Cette médaille est « destinée à honorer des personnes qui ont œuvré pour le renom de la Science en Radioélectricité et/ou participé d’une manière très significative à la vie et au renom du CNFRS/URSI ».

 

La médaille CNFRS a été attribuée aux:

.     Docteur Geneviève Pillet en 2002

.     Docteur Jeannine Hénaff en 2003

.     Professeur Jean-Charles Bolomey en 2004

.     Professeur Pierre Degauque en 2005

.     Professeur Jacques Citerne en 2006

.     Docteur Bernard Veyret en 2007

.     Docteur Pierre Baüer en 2008

.     Docteur Daniel Maystre en 2009

La Médaille du CNFRS 2009 a été décernée à Daniel Maystre par Pierre Guillon

A gauche Daniel Maystre, à droite Pierre Guillon

 

Biographie de Daniel Maystre

 

Né en 1945, D. Maystre a obtenu une agrégation de Physique en 1968, à l’issue de quatre années d’études à l’ENS de St Cloud. Entré au CNRS, il soutient en 1974 une thèse d’Etat sur la théorie des réseaux de diffraction, qui est traduite en anglais par la NASA l’année suivante. Il dirige de 1988 à 2000 le Laboratoire d’Optique Electromagnétique de l’Université d’Aix-Marseille III puis, à l’issue d’une mission que lui confient le CNRS et l’Enseignement Supérieur, il fait créer en janvier 2000 l’Institut Fresnel, Unité Mixte de Recherche 6133. Le CNRS crée aussi en 2002 sur sa demande le GDR Ondes dont il prend la direction pendant quatre années. 

 

Dans un premier temps, D. Maystre s’est quasi-exclusivement consacré à l’étude théorique et numérique des réseaux de diffraction.
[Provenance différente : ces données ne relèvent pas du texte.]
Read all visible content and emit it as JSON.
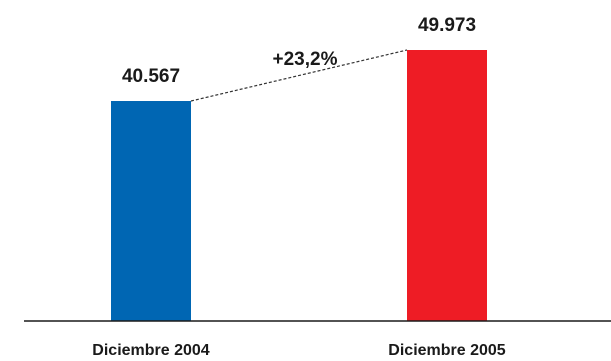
{
  "chart_data": {
    "type": "bar",
    "categories": [
      "Diciembre 2004",
      "Diciembre 2005"
    ],
    "values": [
      40567,
      49973
    ],
    "value_labels": [
      "40.567",
      "49.973"
    ],
    "colors": [
      "#0066b3",
      "#ee1c25"
    ],
    "annotation": "+23,2%",
    "title": "",
    "xlabel": "",
    "ylabel": "",
    "ylim": [
      0,
      49973
    ],
    "grid": false,
    "legend": "none"
  }
}
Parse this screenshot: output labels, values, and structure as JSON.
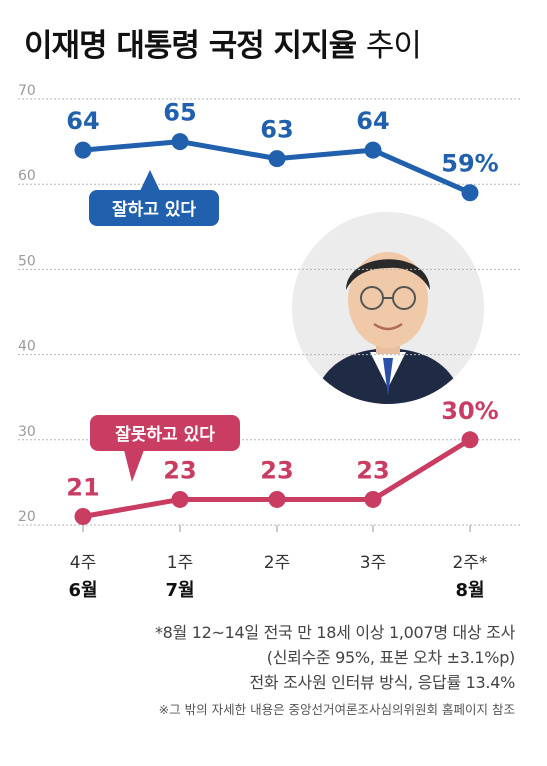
{
  "title": {
    "main": "이재명 대통령 국정 지지율",
    "sub": "추이"
  },
  "chart_data": {
    "type": "line",
    "categories": [
      {
        "week": "4주",
        "month": "6월"
      },
      {
        "week": "1주",
        "month": "7월"
      },
      {
        "week": "2주",
        "month": ""
      },
      {
        "week": "3주",
        "month": ""
      },
      {
        "week": "2주*",
        "month": "8월"
      }
    ],
    "series": [
      {
        "name": "잘하고 있다",
        "values": [
          64,
          65,
          63,
          64,
          59
        ],
        "labels": [
          "64",
          "65",
          "63",
          "64",
          "59%"
        ],
        "color": "#2160ad"
      },
      {
        "name": "잘못하고 있다",
        "values": [
          21,
          23,
          23,
          23,
          30
        ],
        "labels": [
          "21",
          "23",
          "23",
          "23",
          "30%"
        ],
        "color": "#c93d63"
      }
    ],
    "yticks": [
      "20",
      "30",
      "40",
      "50",
      "60",
      "70"
    ],
    "ylim": [
      20,
      70
    ],
    "grid": true
  },
  "notes": {
    "line1": "*8월 12~14일 전국 만 18세 이상 1,007명 대상 조사",
    "line2": "(신뢰수준 95%, 표본 오차 ±3.1%p)",
    "line3": "전화 조사원 인터뷰 방식, 응답률 13.4%",
    "source": "※그 밖의 자세한 내용은 중앙선거여론조사심의위원회 홈페이지 참조"
  }
}
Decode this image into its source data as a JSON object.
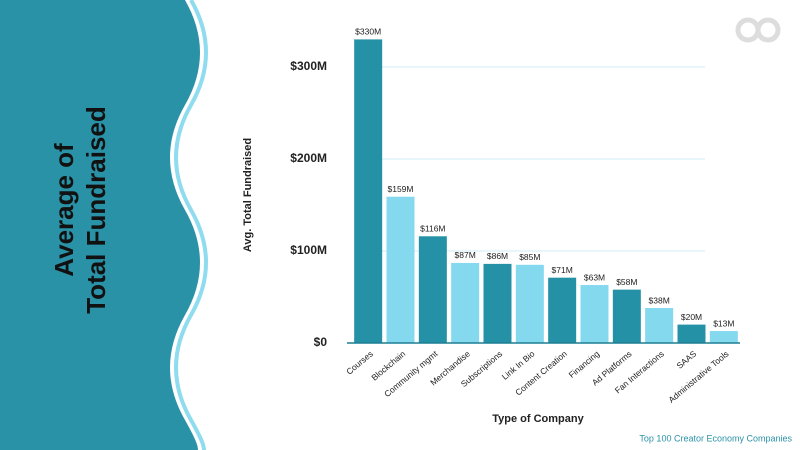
{
  "side_title": [
    "Average of",
    "Total Fundraised"
  ],
  "footer": "Top 100 Creator Economy Companies",
  "chart_data": {
    "type": "bar",
    "y_label": "Avg. Total Fundraised",
    "x_label": "Type of Company",
    "categories": [
      "Courses",
      "Blockchain",
      "Community mgmt",
      "Merchandise",
      "Subscriptions",
      "Link In Bio",
      "Content Creation",
      "Financing",
      "Ad Platforms",
      "Fan Interactions",
      "SAAS",
      "Administrative Tools"
    ],
    "values": [
      330,
      159,
      116,
      87,
      86,
      85,
      71,
      63,
      58,
      38,
      20,
      13
    ],
    "value_labels": [
      "$330M",
      "$159M",
      "$116M",
      "$87M",
      "$86M",
      "$85M",
      "$71M",
      "$63M",
      "$58M",
      "$38M",
      "$20M",
      "$13M"
    ],
    "colors": [
      "#2491a6",
      "#84d9ef",
      "#2491a6",
      "#84d9ef",
      "#2491a6",
      "#84d9ef",
      "#2491a6",
      "#84d9ef",
      "#2491a6",
      "#84d9ef",
      "#2491a6",
      "#84d9ef"
    ],
    "ylim": [
      0,
      350
    ],
    "yticks": [
      {
        "value": 0,
        "label": "$0"
      },
      {
        "value": 100,
        "label": "$100M"
      },
      {
        "value": 200,
        "label": "$200M"
      },
      {
        "value": 300,
        "label": "$300M"
      }
    ],
    "grid": true
  }
}
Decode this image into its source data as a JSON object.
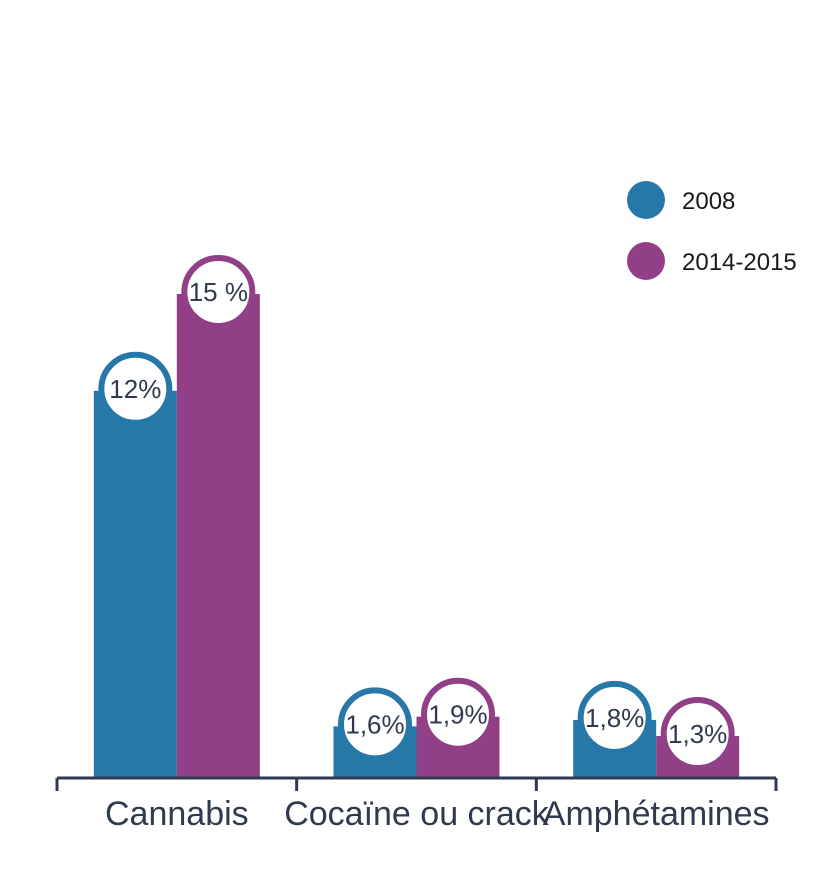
{
  "chart_data": {
    "type": "bar",
    "categories": [
      "Cannabis",
      "Cocaïne ou crack",
      "Amphétamines"
    ],
    "series": [
      {
        "name": "2008",
        "values": [
          12,
          1.6,
          1.8
        ],
        "labels": [
          "12%",
          "1,6%",
          "1,8%"
        ],
        "color": "#2778a8"
      },
      {
        "name": "2014-2015",
        "values": [
          15,
          1.9,
          1.3
        ],
        "labels": [
          "15 %",
          "1,9%",
          "1,3%"
        ],
        "color": "#913f87"
      }
    ],
    "title": "",
    "xlabel": "",
    "ylabel": "",
    "ylim": [
      0,
      15
    ],
    "grid": false,
    "legend": "top-right",
    "axis_color": "#2f3a4f"
  }
}
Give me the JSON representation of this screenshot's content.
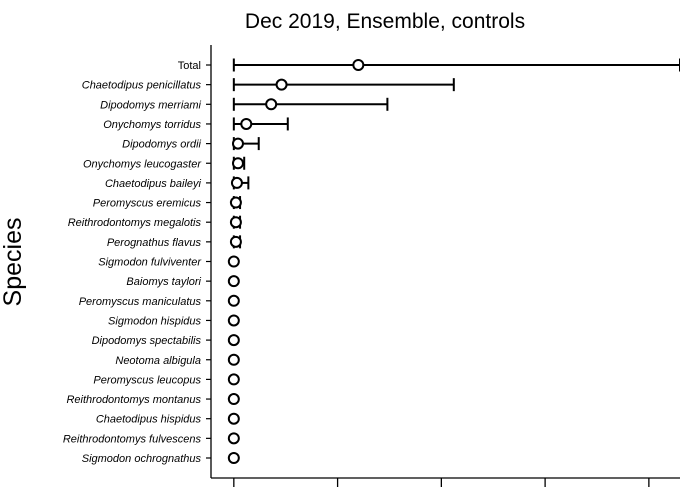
{
  "chart_data": {
    "type": "scatter",
    "title": "Dec 2019, Ensemble, controls",
    "ylabel": "Species",
    "xlabel": "",
    "categories": [
      "Total",
      "Chaetodipus penicillatus",
      "Dipodomys merriami",
      "Onychomys torridus",
      "Dipodomys ordii",
      "Onychomys leucogaster",
      "Chaetodipus baileyi",
      "Peromyscus eremicus",
      "Reithrodontomys megalotis",
      "Perognathus flavus",
      "Sigmodon fulviventer",
      "Baiomys taylori",
      "Peromyscus maniculatus",
      "Sigmodon hispidus",
      "Dipodomys spectabilis",
      "Neotoma albigula",
      "Peromyscus leucopus",
      "Reithrodontomys montanus",
      "Chaetodipus hispidus",
      "Reithrodontomys fulvescens",
      "Sigmodon ochrognathus"
    ],
    "category_italic": [
      false,
      true,
      true,
      true,
      true,
      true,
      true,
      true,
      true,
      true,
      true,
      true,
      true,
      true,
      true,
      true,
      true,
      true,
      true,
      true,
      true
    ],
    "values": [
      60,
      23,
      18,
      6,
      2,
      2,
      1.5,
      1,
      1,
      1,
      0,
      0,
      0,
      0,
      0,
      0,
      0,
      0,
      0,
      0,
      0
    ],
    "lower": [
      0,
      0,
      0,
      0,
      0,
      0,
      0,
      0,
      0,
      0,
      0,
      0,
      0,
      0,
      0,
      0,
      0,
      0,
      0,
      0,
      0
    ],
    "upper": [
      215,
      106,
      74,
      26,
      12,
      5,
      7,
      3,
      3,
      3,
      0,
      0,
      0,
      0,
      0,
      0,
      0,
      0,
      0,
      0,
      0
    ],
    "xlim": [
      -11,
      215
    ],
    "x_ticks": [
      0,
      50,
      100,
      150,
      200
    ],
    "x_tick_labels_visible": false,
    "grid": false,
    "legend": "none"
  }
}
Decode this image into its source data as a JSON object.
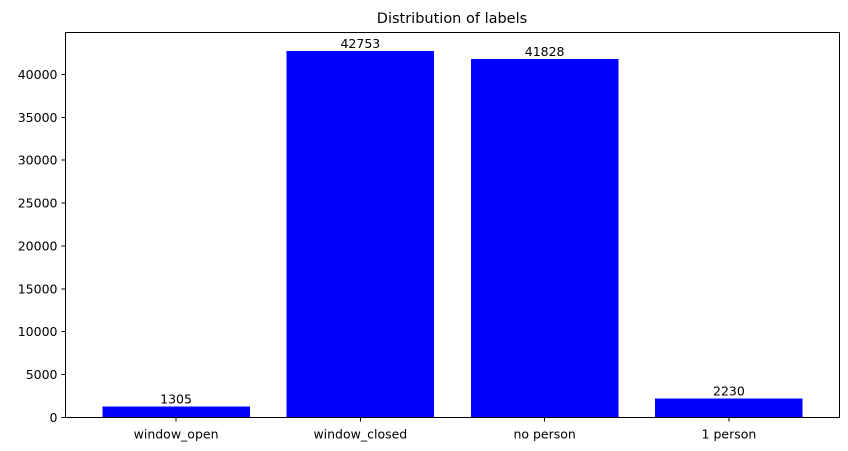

La découverte d’une équation intégrale originale lui a permis d’élaborer le premier code numérique capable de calculer précisément les propriétés des réseaux dans le visible, l’infrarouge et l’ultraviolet. Perfectionné au cours du temps, ce code est utilisé aujourd’hui par une vingtaine de centres industriels et de laboratoires universitaires dans le monde. Il a permis au début des années 70 d’explorer les propriétés des premiers réseaux holographiques et d’optimiser les propriétés des premiers réseaux embarqués sur satellite dans le cadre de la naissante Optique spatiale.

 

Daniel Maystre a développé la première théorie phénoménologique quantitative des "anomalies de Wood" des réseaux de diffraction, basée sur les propriétés des plasmons de surface. Il a ainsi découvert puis vérifié expérimentalement le phénomène d'absorption totale d'une onde incidente par un réseau métallique. Le groupe de D. Maystre a par la suite modélisé les cristaux photoniques et les fibres optiques à cristaux photoniques. Il a été parmi les premiers à introduire la diffraction inverse dans le domaine de l’optique et de l’électromagnétisme et à élaborer une théorie rigoureuse de la diffraction par des surfaces rugueuses aléatoires.

 

Enfin, plus récemment, D. Maystre s’est intéressé aux métamatériaux. Il a pu démontrer mathématiquement qu'un matériau main gauche homogène de perméabilité et permittivité simultanément négatives ne pouvait exister mais que néanmoins, la notion de « superlentille » n’était pas une vue de l’esprit.

 

D. Maystre a reçu en 1975 le prix Fabry de Gramont attribué par le Comité Français d’Optique. Il a obtenu le Prix Scientifique Philip Morris en 1998. En 1980 – 81, il a effectué un séjour d’une année au National Bureau of Standards (Washington DC) financé par la "National Science Foundation". Il a dirigé totalement ou en grande partie une vingtaine de thèses. Il est signataire de 20 ouvrages ou chapitres d’ouvrage, plus de 150 articles dans des revues internationales avec comité de lecture, 60 actes référencés de conférences, 63 conférences invitées, quatre brevets. Il a été responsable ou co-responsable d’une trentaine de contrats de collaboration avec des industriels et grands organismes de recherche. Il est « Fellow » de l’Electromagnetics Academy (Cambridge, USA).

 

D. Maystre est aujourd’hui, au sein de l’Institut Fresnel, Directeur de Recherche en classe exceptionnelle au CNRS.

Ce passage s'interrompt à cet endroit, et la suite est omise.